Cette présence en creux apparaît avec clarté dans les célèbres Fragments d’un discours amoureux qui permet à Barthes de jouer sur deux tableaux, de combiner une expérience personnelle et une aventure exemplaire. Le projet est bien connu : proposer des figures qui réhabilitent le sentiment amoureux et qui concernent tout un chacun, indépendamment des formes que prend son désir. En d’autres termes, le « sujet amoureux » s’adresse à « l’objet aimé » sans davantage de précision sur le sexe, l’âge ou la culture des deux personnages. Mais l’écriture, plus rusée qu’il y paraît, joue sur plusieurs plans. Si l’« objet aimé » n’est pas sexué, « je » devient parfois un homme (doté d’un « phallus », OCV, ).

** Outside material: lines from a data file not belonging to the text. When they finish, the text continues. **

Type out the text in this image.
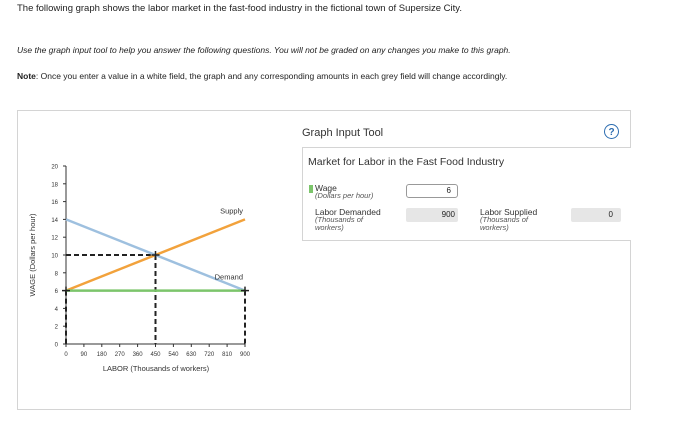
The following graph shows the labor market in the fast-food industry in the fictional town of Supersize City.
Use the graph input tool to help you answer the following questions. You will not be graded on any changes you make to this graph.
Note: Once you enter a value in a white field, the graph and any corresponding amounts in each grey field will change accordingly.
0
2
4
6
8
10
12
14
16
18
20
0 90 180 270 360 450 540 630 720 810 900
Supply
Demand
WAGE (Dollars per hour)
LABOR (Thousands of workers)
Graph Input Tool	?
Market for Labor in the Fast Food Industry
Wage
(Dollars per hour)
6
Labor Demanded
(Thousands of
workers)
900	Labor Supplied
(Thousands of
workers)
0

Bien plus, l’exemple suivant qui repose sur une oscillation entre l’unique et le répétitif, la scène et le type, vient complexifier la réalité de l’« objet aimé », désigné à la troisième personne : « Encore le téléphone : à chaque sonnerie, je décroche en hâte, je crois que c’est l’être aimé qui m’appelle (puisqu’il doit m’appeler). » (FDA III 496) Le masculin « il » relève avant tout de la grammaire, mais le mot ne renvoie-t-il pas aussi à un homme ? C’est, en se payant de mots, s’offrir la possibilité de parler de celui qu’on aime sans rien sacrifier de son projet universel.

Claude Coste, CYU Cergy Paris Université

Toutes les références sont données dans l’édition des Œuvres complètes de Roland Barthes, par Éric Marty, 5 tomes, Paris, Le Seuil, 2003 (abrégé OC, tomaison en chiffre romain, numéro de page en chiffre arabe).